だから、50周年を迎えた湘南ベルマーレに対して、微力ではありますがお手伝いできることがあればとてもうれしいことです。
湘南の試合を解説できるのも湘南に在籍していたからこそだし、湘南に関わる全てに人たちに感謝の気持ちでいっぱいです。
そして、これからもずっと応援するチームでもあります。
僕のことを覚えている方がどれだけいるかは分かりませんが、本当に温かく、熱いサポーターだったことは脳裏に焼き付いています。
僕の在籍時、変革期でもあったチームはなかなか勝てない時期で、湘南のサポーター席がギッシリと埋まるような状況ではなかったけれど、応援してくれるサポーターは僕の背中を押してくれていました。どこのチームであってもサポーターというのは特別な存在でもあり、心から「ありがとう」との思いでいっぱいです。

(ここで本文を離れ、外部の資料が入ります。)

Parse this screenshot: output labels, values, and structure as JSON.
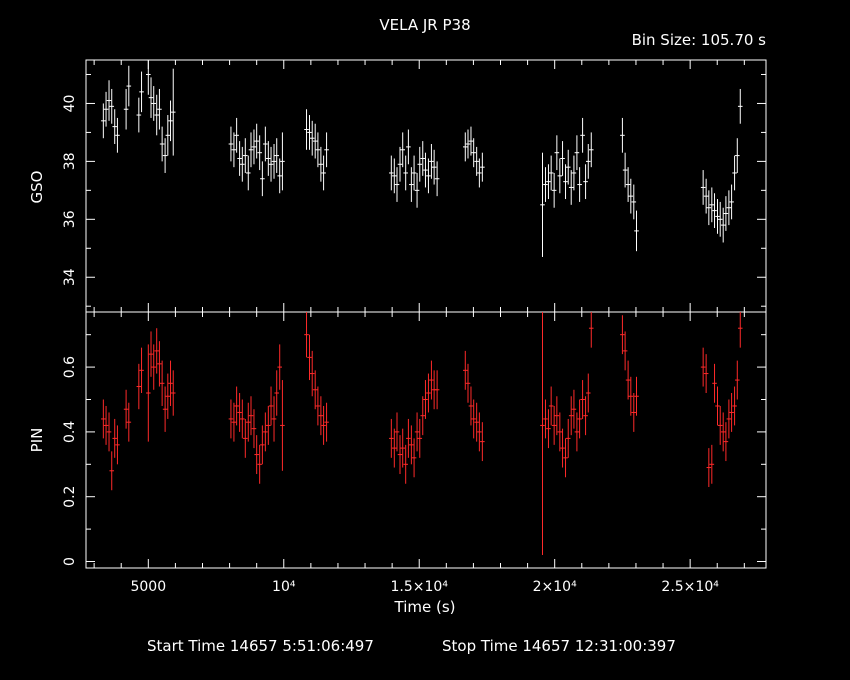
{
  "header": {
    "title": "VELA JR P38",
    "bin_size": "Bin Size: 105.70 s"
  },
  "footer": {
    "start_time": "Start Time 14657  5:51:06:497",
    "stop_time": "Stop Time 14657 12:31:00:397"
  },
  "colors": {
    "background": "#000000",
    "axes": "#ffffff",
    "gso": "#ffffff",
    "pin": "#ff2a2a"
  },
  "chart_data": [
    {
      "type": "scatter",
      "ylabel": "GSO",
      "xlabel": "",
      "xlim": [
        2700,
        27800
      ],
      "ylim": [
        32.8,
        41.5
      ],
      "yticks": [
        "34",
        "36",
        "38",
        "40"
      ],
      "series": [
        {
          "x": [
            3340,
            3440,
            3550,
            3650,
            3760,
            3860,
            4180,
            4280,
            4650,
            4750,
            5000,
            5100,
            5200,
            5310,
            5410,
            5510,
            5620,
            5720,
            5820,
            5920,
            8050,
            8160,
            8260,
            8370,
            8470,
            8580,
            8690,
            8790,
            8900,
            9000,
            9110,
            9210,
            9320,
            9430,
            9530,
            9640,
            9740,
            9850,
            9950,
            10840,
            10950,
            11050,
            11160,
            11260,
            11370,
            11470,
            11580,
            13970,
            14080,
            14180,
            14290,
            14390,
            14500,
            14600,
            14710,
            14810,
            14920,
            15020,
            15130,
            15230,
            15340,
            15450,
            15550,
            15660,
            16700,
            16800,
            16910,
            17010,
            17120,
            17220,
            17330,
            19550,
            19660,
            19770,
            19870,
            19980,
            20080,
            20190,
            20290,
            20400,
            20500,
            20610,
            20710,
            20820,
            20920,
            21030,
            21140,
            21240,
            21350,
            22500,
            22600,
            22710,
            22810,
            22920,
            23020,
            25480,
            25590,
            25690,
            25800,
            25900,
            26010,
            26110,
            26220,
            26320,
            26430,
            26530,
            26640,
            26740,
            26850
          ],
          "y": [
            39.4,
            39.8,
            40.1,
            39.9,
            39.2,
            38.9,
            39.8,
            40.6,
            39.6,
            40.4,
            41.0,
            40.2,
            40.0,
            39.6,
            39.8,
            38.6,
            38.2,
            38.9,
            39.4,
            39.7,
            38.6,
            38.4,
            38.9,
            38.1,
            37.9,
            38.2,
            37.6,
            38.4,
            38.5,
            38.7,
            38.3,
            37.4,
            38.6,
            38.1,
            37.9,
            38.0,
            38.2,
            37.5,
            38.0,
            39.1,
            39.0,
            38.8,
            38.7,
            38.4,
            37.9,
            37.6,
            38.4,
            37.6,
            37.5,
            37.2,
            37.9,
            38.4,
            37.6,
            38.5,
            37.2,
            37.6,
            37.0,
            37.9,
            38.1,
            37.7,
            37.5,
            38.0,
            37.8,
            37.4,
            38.5,
            38.6,
            38.7,
            38.3,
            38.0,
            37.6,
            37.8,
            36.5,
            37.2,
            37.3,
            37.6,
            37.0,
            38.3,
            37.5,
            38.1,
            37.3,
            37.8,
            37.1,
            37.6,
            38.3,
            37.2,
            38.9,
            37.3,
            38.0,
            38.4,
            38.9,
            37.7,
            37.2,
            36.8,
            36.6,
            35.6,
            37.1,
            36.8,
            36.4,
            36.5,
            36.3,
            36.1,
            36.0,
            35.8,
            36.2,
            36.4,
            36.6,
            37.6,
            38.2,
            39.9
          ],
          "err": [
            0.6,
            0.6,
            0.7,
            0.6,
            0.6,
            0.6,
            0.7,
            0.7,
            0.6,
            0.7,
            0.7,
            0.7,
            0.6,
            0.7,
            0.7,
            0.6,
            0.6,
            0.7,
            0.7,
            1.5,
            0.6,
            0.6,
            0.6,
            0.6,
            0.6,
            0.6,
            0.6,
            0.6,
            0.6,
            0.6,
            0.6,
            0.6,
            0.6,
            0.6,
            0.6,
            0.6,
            0.6,
            0.6,
            1.0,
            0.7,
            0.6,
            0.6,
            0.6,
            0.6,
            0.6,
            0.6,
            0.6,
            0.6,
            0.6,
            0.6,
            0.6,
            0.6,
            0.6,
            0.6,
            0.6,
            0.6,
            0.6,
            0.6,
            0.6,
            0.6,
            0.6,
            0.6,
            0.6,
            0.6,
            0.5,
            0.5,
            0.5,
            0.5,
            0.5,
            0.5,
            0.5,
            1.8,
            0.6,
            0.6,
            0.6,
            0.6,
            0.6,
            0.6,
            0.6,
            0.6,
            0.6,
            0.6,
            0.6,
            0.6,
            0.6,
            0.6,
            0.6,
            0.6,
            0.6,
            0.6,
            0.6,
            0.6,
            0.6,
            0.6,
            0.7,
            0.6,
            0.6,
            0.6,
            0.6,
            0.6,
            0.6,
            0.6,
            0.6,
            0.6,
            0.6,
            0.6,
            0.6,
            0.6,
            0.6
          ]
        }
      ]
    },
    {
      "type": "scatter",
      "ylabel": "PIN",
      "xlabel": "Time (s)",
      "xlim": [
        2700,
        27800
      ],
      "ylim": [
        -0.02,
        0.77
      ],
      "yticks": [
        "0",
        "0.2",
        "0.4",
        "0.6"
      ],
      "xticks": [
        {
          "value": 5000,
          "label": "5000"
        },
        {
          "value": 10000,
          "label": "10⁴"
        },
        {
          "value": 15000,
          "label": "1.5×10⁴"
        },
        {
          "value": 20000,
          "label": "2×10⁴"
        },
        {
          "value": 25000,
          "label": "2.5×10⁴"
        }
      ],
      "series": [
        {
          "x": [
            3340,
            3440,
            3550,
            3650,
            3760,
            3860,
            4180,
            4280,
            4650,
            4750,
            5000,
            5100,
            5200,
            5310,
            5410,
            5510,
            5620,
            5720,
            5820,
            5920,
            8050,
            8160,
            8260,
            8370,
            8470,
            8580,
            8690,
            8790,
            8900,
            9000,
            9110,
            9210,
            9320,
            9430,
            9530,
            9640,
            9740,
            9850,
            9950,
            10840,
            10950,
            11050,
            11160,
            11260,
            11370,
            11470,
            11580,
            13970,
            14080,
            14180,
            14290,
            14390,
            14500,
            14600,
            14710,
            14810,
            14920,
            15020,
            15130,
            15230,
            15340,
            15450,
            15550,
            15660,
            16700,
            16800,
            16910,
            17010,
            17120,
            17220,
            17330,
            19550,
            19660,
            19770,
            19870,
            19980,
            20080,
            20190,
            20290,
            20400,
            20500,
            20610,
            20710,
            20820,
            20920,
            21030,
            21140,
            21240,
            21350,
            22500,
            22600,
            22710,
            22810,
            22920,
            23020,
            25480,
            25590,
            25690,
            25800,
            25900,
            26010,
            26110,
            26220,
            26320,
            26430,
            26530,
            26640,
            26740,
            26850
          ],
          "y": [
            0.44,
            0.42,
            0.4,
            0.28,
            0.38,
            0.36,
            0.47,
            0.43,
            0.54,
            0.59,
            0.52,
            0.64,
            0.6,
            0.65,
            0.61,
            0.55,
            0.47,
            0.51,
            0.55,
            0.52,
            0.44,
            0.43,
            0.48,
            0.46,
            0.44,
            0.38,
            0.43,
            0.45,
            0.41,
            0.33,
            0.3,
            0.36,
            0.4,
            0.42,
            0.48,
            0.44,
            0.52,
            0.6,
            0.42,
            0.7,
            0.63,
            0.58,
            0.53,
            0.48,
            0.45,
            0.42,
            0.43,
            0.38,
            0.35,
            0.4,
            0.33,
            0.35,
            0.3,
            0.38,
            0.36,
            0.32,
            0.4,
            0.38,
            0.45,
            0.5,
            0.52,
            0.56,
            0.53,
            0.53,
            0.59,
            0.55,
            0.48,
            0.44,
            0.43,
            0.4,
            0.37,
            0.42,
            0.44,
            0.41,
            0.48,
            0.42,
            0.45,
            0.4,
            0.35,
            0.32,
            0.38,
            0.45,
            0.47,
            0.4,
            0.44,
            0.5,
            0.45,
            0.52,
            0.72,
            0.7,
            0.65,
            0.56,
            0.51,
            0.46,
            0.51,
            0.6,
            0.58,
            0.29,
            0.3,
            0.55,
            0.48,
            0.42,
            0.4,
            0.37,
            0.44,
            0.46,
            0.48,
            0.56,
            0.72
          ],
          "err": [
            0.06,
            0.06,
            0.06,
            0.06,
            0.06,
            0.06,
            0.06,
            0.06,
            0.07,
            0.07,
            0.15,
            0.07,
            0.07,
            0.07,
            0.07,
            0.07,
            0.07,
            0.07,
            0.07,
            0.07,
            0.06,
            0.06,
            0.06,
            0.06,
            0.06,
            0.06,
            0.06,
            0.06,
            0.06,
            0.06,
            0.06,
            0.06,
            0.06,
            0.06,
            0.06,
            0.07,
            0.07,
            0.07,
            0.14,
            0.07,
            0.07,
            0.07,
            0.06,
            0.06,
            0.06,
            0.06,
            0.06,
            0.06,
            0.06,
            0.06,
            0.06,
            0.06,
            0.06,
            0.06,
            0.06,
            0.06,
            0.06,
            0.06,
            0.06,
            0.06,
            0.06,
            0.06,
            0.06,
            0.06,
            0.06,
            0.06,
            0.06,
            0.06,
            0.06,
            0.06,
            0.06,
            0.4,
            0.06,
            0.06,
            0.06,
            0.06,
            0.06,
            0.06,
            0.06,
            0.06,
            0.06,
            0.06,
            0.06,
            0.06,
            0.06,
            0.06,
            0.06,
            0.06,
            0.06,
            0.06,
            0.06,
            0.06,
            0.06,
            0.06,
            0.06,
            0.06,
            0.06,
            0.06,
            0.06,
            0.06,
            0.06,
            0.06,
            0.06,
            0.06,
            0.06,
            0.06,
            0.06,
            0.06,
            0.06
          ]
        }
      ]
    }
  ]
}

今、解説者として湘南のホーム試合会場に行く機会があり、ギッシリと埋まったゴール裏のサポーター席を見ると、すごくうれしい気持ちになります。僕の在籍時には想像できなかったシーンで、チームが発展してきたこと、素晴らしいサポーターに囲まれてプレーできる選手は幸せだなということを感じます。そして、自分もそのサポーターの応援を受けてプレーできたことは大きな誇りです。これからも、チーム、選手をサポートして行ってくれればうれしいです。
OBとして、ますますチームが発展していくことも期待していきたいと思います。
【About SATO YUSUKE】
2005年に加入し、変革期にあったチームにたくさんの刺激をもたらした佐藤悠介さん。ベルマーレでは特別な背番号7を背負い、キャプテンも任されるなど責任感強く2年間を駆け抜けました。佐藤さんの左足から繰り出されるキックには痺れる瞬間が幾度もありました。
湘南の前に名古屋、神戸、大宮、山形、C大阪と4クラブに、湘南の後に東京V、栃木と2クラブに所属。多くのチームでプレーした経験を生かし、そして選手時代同様にクレバーさを存分に発揮し、現在解説などで幅広く活躍されています。